Returning from what should have been a career-ending injury, Roberts returned to the ice, largely on the basis of an extensive commitment to workouts and physical training. Since his retirement from hockey in 2009, Roberts has remained active, sharing the knowledge of his experience.
From a modest beginning, acting as an off-ice mentor to Steven Stamkos, the growth of the Gary Roberts High Performance Centre in Toronto now finds more than 100 aspiring or current professional hockey players on site during the summer.
The success has been built, in part, on a team concept that includes an important Sudbury component. Massage therapist Tony Scott is a native of Naughton, a track star in his high school days who trained locally with the Track North Athletic Club in the 1990s.
With career-related stints with the Toronto Maple Leafs and Toronto Blue Jays, as well as his current commitments to both the Roberts Centre and Project Athletics on his resume, Scott has carved a niche in working closely with elite athletes.
Earlier this month, Scott was in Sudbury, addressing athletes and physio students for the Track North crew at Laurentian University. With the whole "personal training" rage that is being seen in both the hockey market and sports in general, Scott is quick to distinguish where his work fits into the grand scheme of things.
"My treatments are designed to work hand-in-hand with the workouts," he said. "I will do the soft tissue stuff, but I'm more of a corrective exercise specialist in the program versus a strength and conditioning guy.
"There is a huge difference between a personal trainer and a guy like myself, that focuses more on what's working and how it's working, versus how much they're lifting." Scott explained.
He has come a long way from what was truthfully a fairly simple beginning.
Following his graduation from high school, Scott enrolled in the Canadian College of Massage and Hydrotherapy. After his first year of studies, in the spring of 1996, he worked hand-in-hand with Robert Esmie as the local tracksters developed a friendship that helped, in part, pave the way for Olympic glory later that summer.

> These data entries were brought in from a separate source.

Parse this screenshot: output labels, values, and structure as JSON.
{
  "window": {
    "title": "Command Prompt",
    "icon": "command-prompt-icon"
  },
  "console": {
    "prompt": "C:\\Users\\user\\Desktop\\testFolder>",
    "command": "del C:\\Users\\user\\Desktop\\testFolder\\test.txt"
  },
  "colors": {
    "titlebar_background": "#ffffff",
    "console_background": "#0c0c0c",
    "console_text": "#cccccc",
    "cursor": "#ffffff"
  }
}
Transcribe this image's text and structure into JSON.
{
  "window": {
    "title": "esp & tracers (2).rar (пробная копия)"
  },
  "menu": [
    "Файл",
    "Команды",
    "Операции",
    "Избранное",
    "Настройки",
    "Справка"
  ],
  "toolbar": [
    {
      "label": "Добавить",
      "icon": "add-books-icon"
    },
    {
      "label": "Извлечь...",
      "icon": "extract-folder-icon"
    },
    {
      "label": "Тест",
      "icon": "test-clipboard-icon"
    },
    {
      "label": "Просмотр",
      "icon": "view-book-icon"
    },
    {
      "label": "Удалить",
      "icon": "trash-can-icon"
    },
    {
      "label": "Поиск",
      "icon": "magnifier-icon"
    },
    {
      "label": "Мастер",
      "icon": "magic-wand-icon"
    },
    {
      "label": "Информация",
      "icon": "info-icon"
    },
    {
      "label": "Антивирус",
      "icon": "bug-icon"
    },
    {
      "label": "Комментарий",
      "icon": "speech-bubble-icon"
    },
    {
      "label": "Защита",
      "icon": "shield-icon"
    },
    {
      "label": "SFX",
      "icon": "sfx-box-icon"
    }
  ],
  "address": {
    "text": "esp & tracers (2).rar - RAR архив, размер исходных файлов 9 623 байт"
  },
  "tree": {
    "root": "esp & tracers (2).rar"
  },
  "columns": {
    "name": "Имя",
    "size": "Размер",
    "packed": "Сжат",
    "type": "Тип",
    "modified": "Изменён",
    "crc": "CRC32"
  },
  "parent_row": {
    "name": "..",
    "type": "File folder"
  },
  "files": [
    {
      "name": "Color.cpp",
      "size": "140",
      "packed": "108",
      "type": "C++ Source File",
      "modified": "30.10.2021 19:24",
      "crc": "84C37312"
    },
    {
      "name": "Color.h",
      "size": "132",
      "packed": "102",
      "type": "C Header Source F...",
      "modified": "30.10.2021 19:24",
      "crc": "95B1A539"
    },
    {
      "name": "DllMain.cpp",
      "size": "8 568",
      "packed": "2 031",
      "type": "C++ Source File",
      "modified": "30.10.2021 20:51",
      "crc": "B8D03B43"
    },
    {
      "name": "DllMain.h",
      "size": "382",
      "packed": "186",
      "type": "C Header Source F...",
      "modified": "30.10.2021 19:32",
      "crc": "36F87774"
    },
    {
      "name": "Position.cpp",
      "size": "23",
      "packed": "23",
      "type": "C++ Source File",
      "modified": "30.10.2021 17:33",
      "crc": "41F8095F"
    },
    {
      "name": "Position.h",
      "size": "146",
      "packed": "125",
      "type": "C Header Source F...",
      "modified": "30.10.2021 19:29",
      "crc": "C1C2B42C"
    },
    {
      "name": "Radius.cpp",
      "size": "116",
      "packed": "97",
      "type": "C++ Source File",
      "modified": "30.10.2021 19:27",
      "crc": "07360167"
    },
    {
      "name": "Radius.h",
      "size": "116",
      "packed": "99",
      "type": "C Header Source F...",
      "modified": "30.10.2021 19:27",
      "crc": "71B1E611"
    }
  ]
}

By the time he was a certified massage therapists, Scott cold-called one of hockey's most storied franchises.
"There was no massage therapist with the Maple Leafs, so I put together my bio and phoned the trainer and it kind of just took off from there," he explained.
To his credit, Scott has never stopped learning. His work with both the young prospects who frequent the workout rooms with Gary Roberts as well as with his own eight-year-old son, an aspiring AAA player, has seen Scott expand the scope of his training knowledge.
"I've done some research in what is being done in Europe with kids in that eight to13 bracket," Scott said. "You're focusing on training movements, not muscles. I want the kids to learn how to warm up properly.
"I want dynamic movements done properly. That's the kindergarten phase, so that by the time they reach our program, they're not spending a summer with no weight on the bar, teaching them how to do something properly.
"I think that's going to be the evolution of sport."
With more and more emphasis on elite level athletics at an early age, Scott is among the countless who believe that parental involvement is key.
"Even as a parent, there are simple things," he said. "What time does the athlete go to bed? Do you put water in their lunch? Who are you asking to work with your child? All of this should fall back on the parent."
For those athletes who work out alongside Roberts and company, parental oversight is rare. And while the face of the Gary Roberts High Performance Centre garners much of the accolades for the work being done by his group, Scott has no issue with being a cog in the wheel.
"In a successful organization, you have to understand what your role is," he said. "My role there is to be involved with the speed and agility program, to do massage therapy, to communicate with corrective exercise. Gary is constantly asking for feedback.
"It's fun to hear that someone can deadlift 500 pounds, but I want to know that they can deadlift 500 pounds and progress from it, not have ramifications from the lift."
The pride that he senses in the work being done by the Roberts group is one that Scott also conveys towards the local track club that gave him his start.
"I think the reason why I am still so attracted to this club, and why I still look up to Dick (Moss) so much, is simply that he is a coach who will go out of his way to find out what the 'correct' movement/training/whatever is," Scott said.
"He'll bring in a physio, he'll research it himself and he'll integrate it into his programs."
It is a search for knowledge that is shared, quite obviously, by Moss and Scott alike.